On (Some) Readers’ Minds . . .

In response to today’s Impromptus, there’s mail concerning Obama’s peevishness, the Syrian situation, the British royal family, Communism, and the name of our magazine. (It’s “National Review,” but you can’t stop people from saying “The National Review,” as we’ve learned over the decades. Doesn’t matter how hard we try.) But do you know what most people want to talk about? James Taylor and Alison Krauss. (Those singers appeared together here in New York last week, and I have a little note on them.)

People can’t get enough of James Taylor, can’t get enough. And they’re perfectly right. A sample of mail: “I know he’s a crazy lefty [Is he? Darn], but I love the guy [me too. Politics always wants to spoil everything]. Named my son James, on account of ‘Sweet Baby James’!”

People can’t get enough of Alison Krauss, either — and, again, they’re perfectly right. One reader wanted to walk down Memory Lane: “In 1987, when she was 16 years old, I saw her perform at The Ark in Ann Arbor. She charmed the audience by being exactly what she was: a gawky, shy Illinois kid in a store-bought dress.”

Another reader says, “Jay, could you tell us what you think of her singing? I think she’s pure and effortless.” Oh, no question. Listen, I’m going to write about these performers, musically, in another piece, forthcoming. But I’ll say three quick things about Miz Krauss right here:

1) She has an inborn sense of pitch, an unthinking intonation. (I mean “unthinking” in a very positive sense.) I’ll give you two other pop singers who’ve had this: Kay Starr and Dolly Parton. They were always in the center of the center of the note. Hurricanes couldn’t move them off. This is quite rare, even in the classical domain.
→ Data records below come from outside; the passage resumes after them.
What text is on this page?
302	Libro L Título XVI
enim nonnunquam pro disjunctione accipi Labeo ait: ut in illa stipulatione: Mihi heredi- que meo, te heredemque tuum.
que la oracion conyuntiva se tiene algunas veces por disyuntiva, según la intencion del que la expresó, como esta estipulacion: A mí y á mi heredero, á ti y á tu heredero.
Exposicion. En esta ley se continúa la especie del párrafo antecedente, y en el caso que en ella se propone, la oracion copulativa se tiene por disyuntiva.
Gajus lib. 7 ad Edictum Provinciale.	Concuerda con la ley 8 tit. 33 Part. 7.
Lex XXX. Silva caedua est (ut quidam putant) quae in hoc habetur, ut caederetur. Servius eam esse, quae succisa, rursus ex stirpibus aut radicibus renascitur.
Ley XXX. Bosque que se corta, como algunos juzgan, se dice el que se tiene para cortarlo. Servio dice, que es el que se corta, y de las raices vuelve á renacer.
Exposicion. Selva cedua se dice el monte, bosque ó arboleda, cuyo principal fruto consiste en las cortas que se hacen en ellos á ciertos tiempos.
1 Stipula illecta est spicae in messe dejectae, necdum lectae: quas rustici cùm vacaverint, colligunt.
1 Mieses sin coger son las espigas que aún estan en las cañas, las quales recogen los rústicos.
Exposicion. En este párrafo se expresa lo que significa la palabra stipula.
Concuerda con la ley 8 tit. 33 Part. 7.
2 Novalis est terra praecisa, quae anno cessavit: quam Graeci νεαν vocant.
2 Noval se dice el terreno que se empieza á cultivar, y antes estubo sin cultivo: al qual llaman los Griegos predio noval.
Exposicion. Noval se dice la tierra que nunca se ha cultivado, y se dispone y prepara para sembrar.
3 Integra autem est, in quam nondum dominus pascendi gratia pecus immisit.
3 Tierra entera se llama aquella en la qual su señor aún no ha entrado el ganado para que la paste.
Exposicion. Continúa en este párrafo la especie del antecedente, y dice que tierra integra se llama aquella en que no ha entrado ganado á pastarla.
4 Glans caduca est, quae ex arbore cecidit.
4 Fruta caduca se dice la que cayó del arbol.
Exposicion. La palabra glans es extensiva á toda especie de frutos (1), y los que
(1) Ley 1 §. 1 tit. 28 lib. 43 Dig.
(Please don’t have a cow that I’ve said “pop,” rather than something more specific, or more accurate. I just mean non-classical.)
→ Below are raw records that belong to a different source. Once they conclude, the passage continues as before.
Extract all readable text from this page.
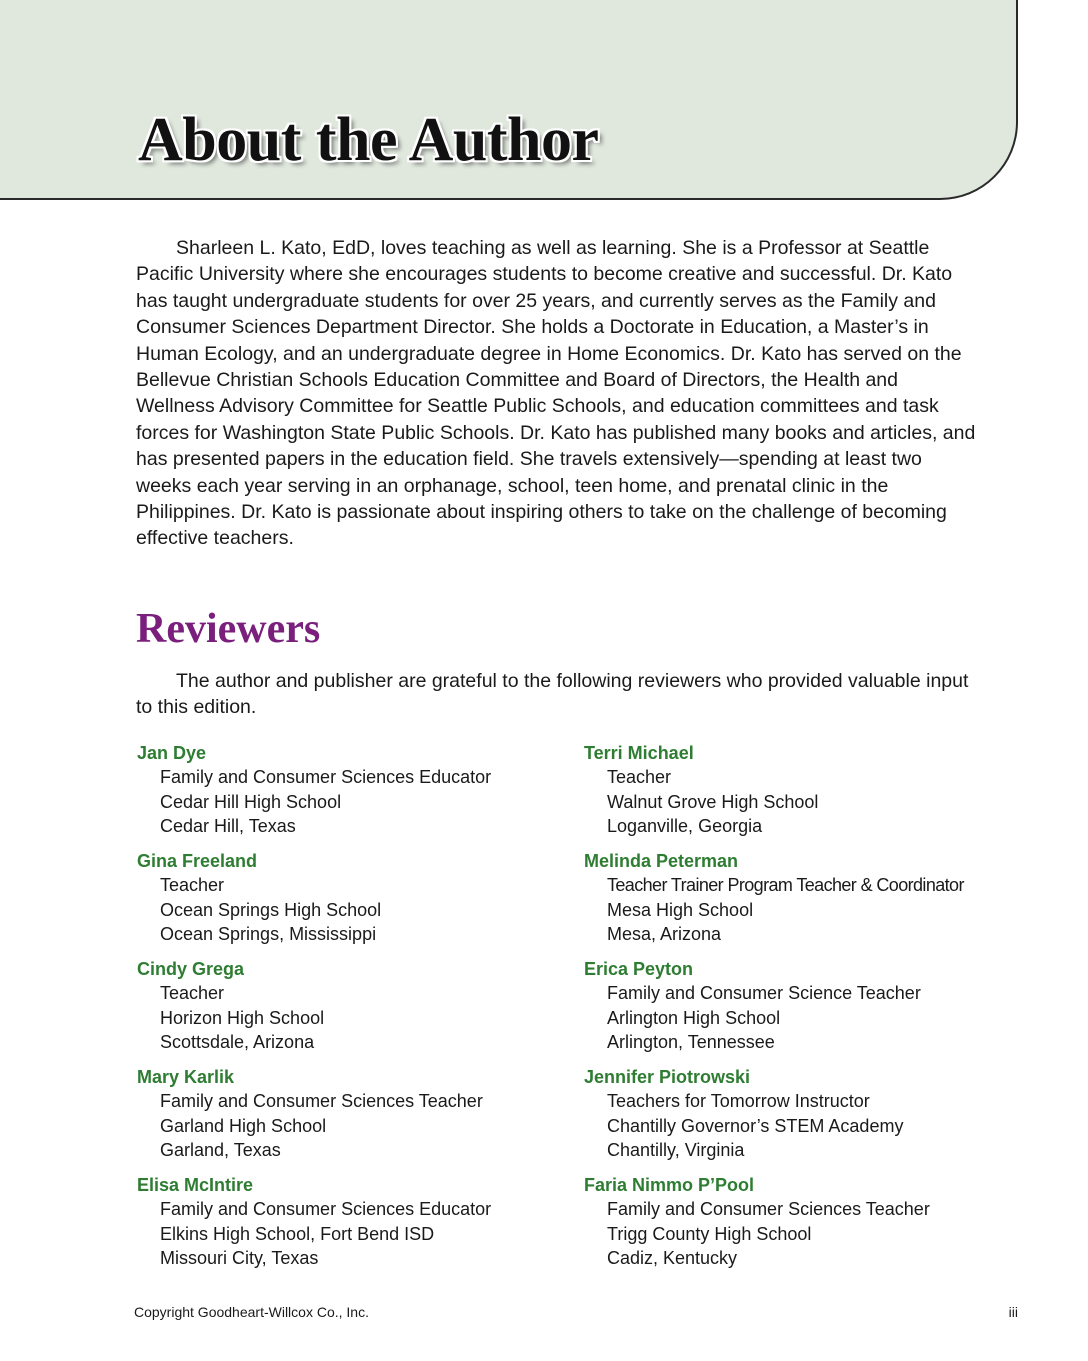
About the Author

Sharleen L. Kato, EdD, loves teaching as well as learning. She is a Professor at Seattle Pacific University where she encourages students to become creative and successful. Dr. Kato has taught undergraduate students for over 25 years, and currently serves as the Family and Consumer Sciences Department Director. She holds a Doctorate in Education, a Master’s in Human Ecology, and an undergraduate degree in Home Economics. Dr. Kato has served on the Bellevue Christian Schools Education Committee and Board of Directors, the Health and Wellness Advisory Committee for Seattle Public Schools, and education committees and task forces for Washington State Public Schools. Dr. Kato has published many books and articles, and has presented papers in the education field. She travels extensively—spending at least two weeks each year serving in an orphanage, school, teen home, and prenatal clinic in the Philippines. Dr. Kato is passionate about inspiring others to take on the challenge of becoming effective teachers.

Reviewers

The author and publisher are grateful to the following reviewers who provided valuable input to this edition.

Jan Dye
Family and Consumer Sciences Educator
Cedar Hill High School
Cedar Hill, Texas
Gina Freeland
Teacher
Ocean Springs High School
Ocean Springs, Mississippi
Cindy Grega
Teacher
Horizon High School
Scottsdale, Arizona
Mary Karlik
Family and Consumer Sciences Teacher
Garland High School
Garland, Texas
Elisa McIntire
Family and Consumer Sciences Educator
Elkins High School, Fort Bend ISD
Missouri City, Texas
Terri Michael
Teacher
Walnut Grove High School
Loganville, Georgia
Melinda Peterman
Teacher Trainer Program Teacher & Coordinator
Mesa High School
Mesa, Arizona
Erica Peyton
Family and Consumer Science Teacher
Arlington High School
Arlington, Tennessee
Jennifer Piotrowski
Teachers for Tomorrow Instructor
Chantilly Governor’s STEM Academy
Chantilly, Virginia
Faria Nimmo P’Pool
Family and Consumer Sciences Teacher
Trigg County High School
Cadiz, Kentucky
Copyright Goodheart-Willcox Co., Inc.	iii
2) When she goes high and loud, she does what I call the “Annie shout.” I named it after those little girls in red wigs who shout “Tomorrow.” I don’t know why they do this; someone must teach them; it’s unnatural, unmusical, and grotesque. Anyway, when Alison goes high and loud — does the Annie shout — her voice loses its color and its other true characteristics. A pity, and completely unnecessary.

3) She needs amplification like I need another hot-fudge sundae. But the whole world is now amplified, and over-amplified. It’s a sad, frustrating encrustation on our culture.
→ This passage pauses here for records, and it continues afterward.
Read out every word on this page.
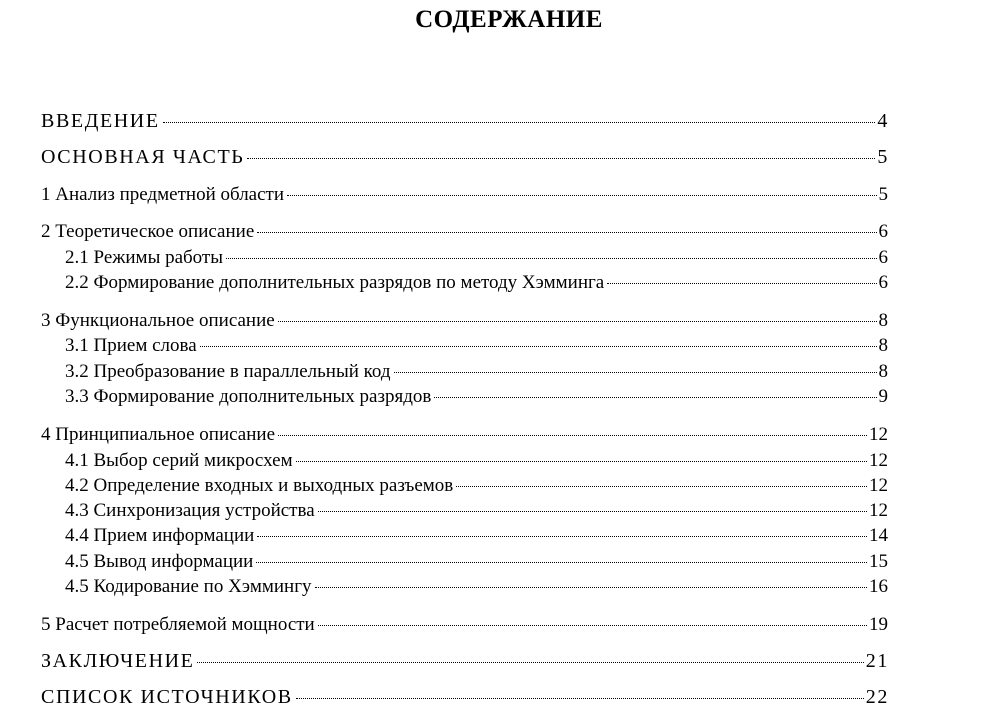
СОДЕРЖАНИЕ
ВВЕДЕНИЕ	4
ОСНОВНАЯ ЧАСТЬ	5
1 Анализ предметной области	5
2 Теоретическое описание	6
2.1 Режимы работы	6
2.2 Формирование дополнительных разрядов по методу Хэмминга	6
3 Функциональное описание	8
3.1 Прием слова	8
3.2 Преобразование в параллельный код	8
3.3 Формирование дополнительных разрядов	9
4 Принципиальное описание	12
4.1 Выбор серий микросхем	12
4.2 Определение входных и выходных разъемов	12
4.3 Синхронизация устройства	12
4.4 Прием информации	14
4.5 Вывод информации	15
4.5 Кодирование по Хэммингу	16
5 Расчет потребляемой мощности	19
ЗАКЛЮЧЕНИЕ	21
СПИСОК ИСТОЧНИКОВ	22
Which brings me to a final sample of reader mail. At the end of the concert in which Taylor and Krauss appeared, Tony Bennett came out, for a duet with Taylor (“Put on a Happy Face”). I say in my column, “How old is he, 109? Doesn’t matter: Handsome as hell, and smoove.”

A reader says, “About 15 years ago, I heard Tony Bennett sing without a microphone in the huge and beautiful Fox Theatre [Detroit]. He said that Al Jolson had done so on this very stage and he wanted to try it. You could hear every word, and what joyous relief to hear something not amplified! It sounded so pure and all-music, so to speak.”

That letter, by the way, is from my mother. Do you read your mother’s mail?